Cumhuriyet karşıtı Güney Afrikalılar, değişimi ve İngiltere'den uzaklaşmayı fark ettiler ve UP, Parlamento'yu Commonwealth bağlantılarını korumaya ikna etmek için elinden gelen her şeyi yaparak giderek daha endişeli hale geldi. Ancak Strijdom, Güney Afrika'nın Commonwealth'e katılımının (veya başka türlü) yalnızca kendi çıkarları tarafından belirleneceğini açıkladı.

Hendrik Verwoerd

1958 seçimlerine apartheid sorunu hakim oldu ve NP oyların %55'ini alarak ilk kez net bir çoğunluk kazandı. Aynı yıl Strijdom öldüğünde, Swart, Dönges ve Verwoerd arasında üçlü bir veraset yarışması vardı. Cumhuriyetçi bir Güney Afrika davasına adanmış ikincisi, yeni Başbakandı. Eski bir Yerli İşleri Bakanı olan Verwoerd, apartheid sisteminin kurumunda öncü bir rol oynadı. Liderliği altında NP, Güney Afrika apartheid dönemi siyaseti üzerindeki kontrolünü sağlamlaştırdı.

Güney Afrika'nın İngilizce olarak tanımlanan nüfusunun desteğini almak için Verwoerd, kabinesine İngilizce konuşan birkaç kişi atadı. Ayrıca, Afrika kıtasının başka yerlerindeki radikal siyasi hareketleri, Beyaz ve Siyah milliyetçiliğinin aynı sistem içinde çalışamayacağına olan inancının kanıtı olarak gösterdi. Verwoerd ayrıca NP'yi geniş çapta algılanan komünizm tehdidiyle başa çıkmak için en donanımlı parti olarak sundu.

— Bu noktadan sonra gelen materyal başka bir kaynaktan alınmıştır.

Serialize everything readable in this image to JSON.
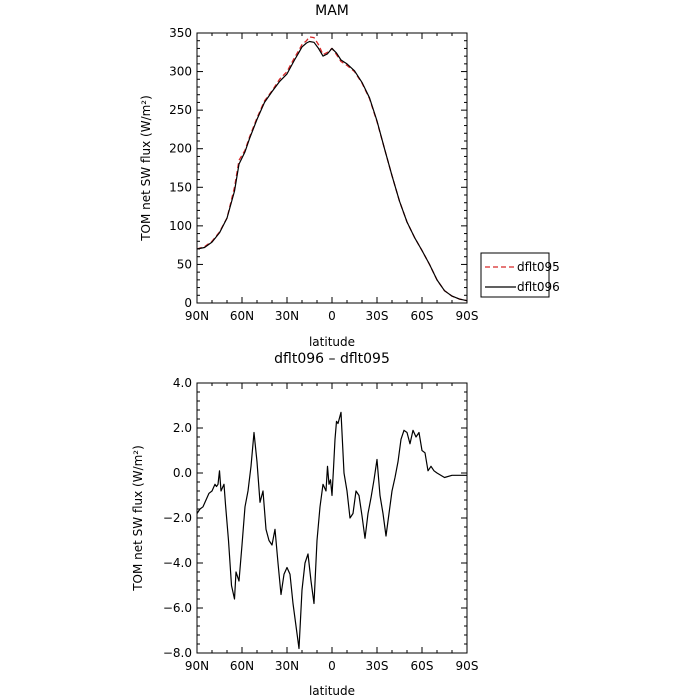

Verwoerd, görev süresinin sonunda (suikast nedeniyle), NP'nin Güney Afrika siyasetindeki egemenliğini sağlamlaştırmıştı. 1966 seçimlerinde parti, Parlamento'daki 170 sandalyenin 126'sını kazandı.

Ancak 1960'a gelindiğinde, Güney Afrikalı seçmenlerin çoğu İngiliz Milletler Topluluğu'ndan çekilme ve Güney Afrika'nın bir cumhuriyet olarak kurulması çağrısında bulunuyordu. Ekim ayında cumhuriyet referandumu yapılmasına karar verildi . Uluslararası koşullar, referandumu giderek artan bir gereklilik haline getirdi. İkinci Dünya Savaşı'nın ardından, Afrika ve Asya'daki eski İngiliz kolonileri bağımsızlık kazanıyor ve apartheid'in kötülüğünü kamuoyuna duyuruyorlardı. Commonwealth üyeleri Güney Afrika'yı izole etmeye kararlıydı.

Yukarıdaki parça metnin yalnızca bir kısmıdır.